Non mi aspettavo di riuscire a settarmi così tanto sull’obiettivo di portare a casa un film intero. Il mio personaggio ha tante scene, e ha un’evoluzione nel corso del film, per lui il film è un racconto di formazione. L’avevo studiato molto, però avevo il timore di non essere lucido tutto il tempo. Invece mi sono sorpreso del fatto che era talmente forte il desiderio di portare a casa bene quel personaggio, che non mi sono perso.
Finite le riprese ho dormito per tre giorni tanta era la stanchezza, però sono riuscito a resistere: è qualcosa che un attore deve saper fare, ma io non ero sicuro di esserne in grado. Di questo sono molto grato al regista e ai produttori, per essersi fidati di me che non avevo mai fatto niente di così importante prima. Li ringrazio per avermi affidato questo ruolo così determinante all’interno del film, hanno visto più lungo di quanto avrei visto io.
Che effetto ti ha fatto vedere il film finito per la prima volta?
Ricordo di aver avuto il batticuore per 45 minuti di film, e poi di essermi messo a piangere! E’ stata una grande emozione!
Sei uno che si riguarda, che va a rivedere i proprio lavori, sia cinematografici che televisivi?

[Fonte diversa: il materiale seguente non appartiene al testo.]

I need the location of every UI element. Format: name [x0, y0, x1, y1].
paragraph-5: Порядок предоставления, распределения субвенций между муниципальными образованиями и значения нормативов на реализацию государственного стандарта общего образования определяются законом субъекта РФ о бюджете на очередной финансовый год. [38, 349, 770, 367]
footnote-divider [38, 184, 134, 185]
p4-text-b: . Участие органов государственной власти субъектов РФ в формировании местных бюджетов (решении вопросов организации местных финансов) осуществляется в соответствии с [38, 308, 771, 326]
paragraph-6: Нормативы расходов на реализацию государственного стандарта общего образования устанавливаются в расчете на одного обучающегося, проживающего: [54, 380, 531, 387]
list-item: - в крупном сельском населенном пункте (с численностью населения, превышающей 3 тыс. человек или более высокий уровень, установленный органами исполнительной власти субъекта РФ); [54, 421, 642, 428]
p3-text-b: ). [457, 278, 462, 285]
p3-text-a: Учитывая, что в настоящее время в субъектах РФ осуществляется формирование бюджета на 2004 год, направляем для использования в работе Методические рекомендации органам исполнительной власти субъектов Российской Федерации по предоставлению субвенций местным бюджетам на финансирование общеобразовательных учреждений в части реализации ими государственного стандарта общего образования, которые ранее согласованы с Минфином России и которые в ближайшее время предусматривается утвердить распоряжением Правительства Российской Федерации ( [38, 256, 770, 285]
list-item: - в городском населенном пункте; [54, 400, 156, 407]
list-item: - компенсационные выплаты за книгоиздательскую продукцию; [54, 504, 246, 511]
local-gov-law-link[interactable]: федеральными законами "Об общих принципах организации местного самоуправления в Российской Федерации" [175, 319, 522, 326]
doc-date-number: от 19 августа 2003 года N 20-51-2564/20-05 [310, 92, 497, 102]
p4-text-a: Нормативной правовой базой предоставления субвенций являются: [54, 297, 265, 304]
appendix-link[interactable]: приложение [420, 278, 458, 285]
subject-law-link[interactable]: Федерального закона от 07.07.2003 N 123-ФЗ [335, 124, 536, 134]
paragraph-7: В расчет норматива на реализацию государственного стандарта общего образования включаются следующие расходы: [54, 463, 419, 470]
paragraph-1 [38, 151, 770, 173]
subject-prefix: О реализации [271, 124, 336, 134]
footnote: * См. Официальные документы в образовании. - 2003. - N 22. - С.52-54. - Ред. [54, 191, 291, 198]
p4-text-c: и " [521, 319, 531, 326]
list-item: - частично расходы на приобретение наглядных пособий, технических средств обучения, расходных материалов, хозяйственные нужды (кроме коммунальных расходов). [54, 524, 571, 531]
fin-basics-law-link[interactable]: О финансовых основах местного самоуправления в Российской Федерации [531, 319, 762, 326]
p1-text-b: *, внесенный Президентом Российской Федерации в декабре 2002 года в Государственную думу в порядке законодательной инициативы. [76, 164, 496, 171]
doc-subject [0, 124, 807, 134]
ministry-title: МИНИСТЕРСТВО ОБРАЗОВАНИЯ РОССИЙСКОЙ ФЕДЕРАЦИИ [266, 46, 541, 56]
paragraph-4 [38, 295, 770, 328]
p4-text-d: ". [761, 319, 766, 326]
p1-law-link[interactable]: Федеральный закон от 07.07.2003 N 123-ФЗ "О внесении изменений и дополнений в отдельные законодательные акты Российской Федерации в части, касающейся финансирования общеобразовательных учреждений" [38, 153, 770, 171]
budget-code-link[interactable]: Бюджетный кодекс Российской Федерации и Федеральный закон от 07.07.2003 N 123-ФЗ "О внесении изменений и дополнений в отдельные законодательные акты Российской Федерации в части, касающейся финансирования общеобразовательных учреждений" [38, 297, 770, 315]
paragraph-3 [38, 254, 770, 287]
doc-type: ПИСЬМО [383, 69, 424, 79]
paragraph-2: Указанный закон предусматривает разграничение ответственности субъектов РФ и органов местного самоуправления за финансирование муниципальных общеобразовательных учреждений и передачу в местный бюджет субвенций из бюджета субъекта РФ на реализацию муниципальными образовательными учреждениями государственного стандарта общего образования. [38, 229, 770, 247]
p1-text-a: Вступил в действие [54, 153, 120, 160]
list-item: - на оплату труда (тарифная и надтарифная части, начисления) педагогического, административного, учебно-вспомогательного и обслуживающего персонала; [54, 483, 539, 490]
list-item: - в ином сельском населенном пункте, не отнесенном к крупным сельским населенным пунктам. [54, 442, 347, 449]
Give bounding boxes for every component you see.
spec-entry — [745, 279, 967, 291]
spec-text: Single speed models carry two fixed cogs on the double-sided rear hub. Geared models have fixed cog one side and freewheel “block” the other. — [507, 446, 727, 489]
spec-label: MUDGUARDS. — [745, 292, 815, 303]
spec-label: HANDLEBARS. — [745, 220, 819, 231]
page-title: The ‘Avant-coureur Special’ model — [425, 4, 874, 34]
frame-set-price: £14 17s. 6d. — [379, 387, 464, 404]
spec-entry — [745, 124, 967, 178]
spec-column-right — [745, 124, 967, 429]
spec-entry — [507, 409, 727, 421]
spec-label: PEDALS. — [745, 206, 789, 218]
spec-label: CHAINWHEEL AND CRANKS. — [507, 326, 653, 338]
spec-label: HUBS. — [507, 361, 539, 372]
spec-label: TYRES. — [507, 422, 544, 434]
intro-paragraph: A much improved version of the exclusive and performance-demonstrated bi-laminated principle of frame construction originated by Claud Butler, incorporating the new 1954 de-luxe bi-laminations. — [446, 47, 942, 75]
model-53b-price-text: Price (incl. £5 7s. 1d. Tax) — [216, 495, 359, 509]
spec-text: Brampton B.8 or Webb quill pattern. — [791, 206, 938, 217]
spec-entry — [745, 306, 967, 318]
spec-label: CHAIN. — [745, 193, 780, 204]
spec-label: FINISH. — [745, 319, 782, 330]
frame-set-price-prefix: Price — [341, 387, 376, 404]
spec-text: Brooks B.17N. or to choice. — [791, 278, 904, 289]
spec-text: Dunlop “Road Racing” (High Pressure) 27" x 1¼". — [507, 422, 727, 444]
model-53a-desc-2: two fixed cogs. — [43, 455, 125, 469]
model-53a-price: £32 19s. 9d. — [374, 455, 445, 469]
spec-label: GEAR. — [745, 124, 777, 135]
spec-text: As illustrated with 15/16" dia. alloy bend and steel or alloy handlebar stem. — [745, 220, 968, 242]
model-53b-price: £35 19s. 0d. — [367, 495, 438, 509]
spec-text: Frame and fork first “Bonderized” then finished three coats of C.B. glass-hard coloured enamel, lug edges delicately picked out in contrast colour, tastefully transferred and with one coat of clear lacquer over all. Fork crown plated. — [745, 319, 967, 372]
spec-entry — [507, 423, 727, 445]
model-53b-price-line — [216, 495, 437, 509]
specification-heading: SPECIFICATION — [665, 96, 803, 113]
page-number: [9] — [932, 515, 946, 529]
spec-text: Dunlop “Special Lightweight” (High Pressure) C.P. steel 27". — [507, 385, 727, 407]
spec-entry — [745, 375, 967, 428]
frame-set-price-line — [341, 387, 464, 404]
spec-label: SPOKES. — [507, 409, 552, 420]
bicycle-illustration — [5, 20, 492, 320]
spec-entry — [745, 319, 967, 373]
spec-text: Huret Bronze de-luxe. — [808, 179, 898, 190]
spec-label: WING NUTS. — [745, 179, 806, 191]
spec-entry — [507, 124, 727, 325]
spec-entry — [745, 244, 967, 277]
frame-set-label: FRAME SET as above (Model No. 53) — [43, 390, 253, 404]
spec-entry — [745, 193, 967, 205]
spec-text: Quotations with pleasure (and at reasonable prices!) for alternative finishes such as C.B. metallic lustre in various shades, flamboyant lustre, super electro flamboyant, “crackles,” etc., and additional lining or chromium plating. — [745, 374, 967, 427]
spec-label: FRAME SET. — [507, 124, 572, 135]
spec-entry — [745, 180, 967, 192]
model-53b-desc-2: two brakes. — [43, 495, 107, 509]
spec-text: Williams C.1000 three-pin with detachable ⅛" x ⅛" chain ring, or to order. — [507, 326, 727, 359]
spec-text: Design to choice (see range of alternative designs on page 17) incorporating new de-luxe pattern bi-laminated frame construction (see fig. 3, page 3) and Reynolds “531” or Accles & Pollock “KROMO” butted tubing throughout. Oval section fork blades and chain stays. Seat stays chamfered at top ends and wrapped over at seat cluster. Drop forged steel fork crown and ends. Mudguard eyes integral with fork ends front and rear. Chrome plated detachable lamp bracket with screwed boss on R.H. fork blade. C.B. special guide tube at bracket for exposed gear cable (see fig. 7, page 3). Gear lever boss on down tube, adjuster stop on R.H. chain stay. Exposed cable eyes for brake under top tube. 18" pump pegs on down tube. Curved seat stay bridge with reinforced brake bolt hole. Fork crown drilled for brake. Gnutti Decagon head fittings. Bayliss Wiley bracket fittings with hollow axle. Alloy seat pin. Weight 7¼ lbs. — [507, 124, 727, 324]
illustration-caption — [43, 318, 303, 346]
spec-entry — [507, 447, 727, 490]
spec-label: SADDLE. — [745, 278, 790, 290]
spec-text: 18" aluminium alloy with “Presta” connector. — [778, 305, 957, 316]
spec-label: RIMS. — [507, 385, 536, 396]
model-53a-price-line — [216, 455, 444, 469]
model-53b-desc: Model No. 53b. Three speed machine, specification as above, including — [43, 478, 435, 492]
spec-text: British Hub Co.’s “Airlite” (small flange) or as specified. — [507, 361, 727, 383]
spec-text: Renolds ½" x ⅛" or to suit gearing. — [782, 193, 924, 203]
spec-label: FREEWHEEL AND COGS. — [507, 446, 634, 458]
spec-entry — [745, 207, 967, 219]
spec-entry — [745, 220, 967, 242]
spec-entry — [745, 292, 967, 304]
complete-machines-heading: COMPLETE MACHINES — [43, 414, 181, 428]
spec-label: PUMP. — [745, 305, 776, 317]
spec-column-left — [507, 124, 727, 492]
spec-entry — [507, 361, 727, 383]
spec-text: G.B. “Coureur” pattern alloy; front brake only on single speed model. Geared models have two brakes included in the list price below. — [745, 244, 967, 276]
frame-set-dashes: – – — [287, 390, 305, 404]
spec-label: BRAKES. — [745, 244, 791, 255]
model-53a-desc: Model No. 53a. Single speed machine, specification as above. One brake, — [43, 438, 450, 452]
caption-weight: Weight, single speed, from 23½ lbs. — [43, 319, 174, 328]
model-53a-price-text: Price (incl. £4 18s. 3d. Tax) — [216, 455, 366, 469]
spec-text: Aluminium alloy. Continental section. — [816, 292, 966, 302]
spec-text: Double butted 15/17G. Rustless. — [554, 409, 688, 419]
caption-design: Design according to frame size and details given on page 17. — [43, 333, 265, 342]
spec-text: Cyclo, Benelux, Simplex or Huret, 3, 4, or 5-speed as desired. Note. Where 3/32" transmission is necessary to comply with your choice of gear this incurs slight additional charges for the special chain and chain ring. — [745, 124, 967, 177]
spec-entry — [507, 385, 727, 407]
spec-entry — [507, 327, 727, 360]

Sono super critico con me stesso, proprio per questo mi riguardo. Mi fido di qualsiasi consiglio, sono uno molto aperto in tal senso, ma mi fido anche del mio giudizio. So quando vedo una cosa che mi piace, perché ho ammirato tanti bravi attori e so riconoscere quello che fanno. Capisco subito se quello che ho fatto mi piace o fa schifo. La prima volta che ho visto il film, nella prima parte, un po’ avevo il batticuore, un po’ tanta emozione, un po’ la speranza di non aver sbagliato!
A breve ti vedremo anche di nuovo a teatro come protagonista di “Gradiva, una fantasia pompeiana”, un testo che riguarda Freud in qualche modo…ci vuoi anticipare qualcosa?
E’ uno spettacolo particolare, un testo scritto da Wilhelm Jensen con un linguaggio poco attuale. Il gioco sarà cercare di restituire qualcosa di contemporaneo nella recitazione, anche se le parole non sono affatto attuali. È una produzione con cui speriamo di poter fare un mini tour in tutta Italia, di sicuro per il momento saremo in varie parti della Liguria. Decisamente una bella sfida, il mio personaggio è completamente ossessionato dalle sue fantasie. E’ un testo sul tema della rimozione, parla di un giovane ragazzo che si innamora di un bassorilievo di una donna che cammina (la “Gradiva” come la ribattezza lui). Se ne innamora a tal punto da credere che la donna che ha di fronte a lui non sia altro che il fantasma di quel bassorilievo rappresentante quella ragazza morta a Pompei nel 79 dc. E’ un vero e proprio delirio, una bella sfida.
Quali sono i tuoi riferimenti attoriali?
Oltre ai nomi già citati, posso dirti che adoro Gary Oldman, Daniel Day Lewis, Christian Bale e Woody Harrelson.
C’è qualcuno con cui ti piacerebbe lavorare? Hai qualche desiderio in tal senso?
In realtà nello specifico no. Ogni scambio mi ha sempre dato tanto, anche in teatro. Quello che spero tantissimo è di fare presto un altro film. Non vedo l’ora!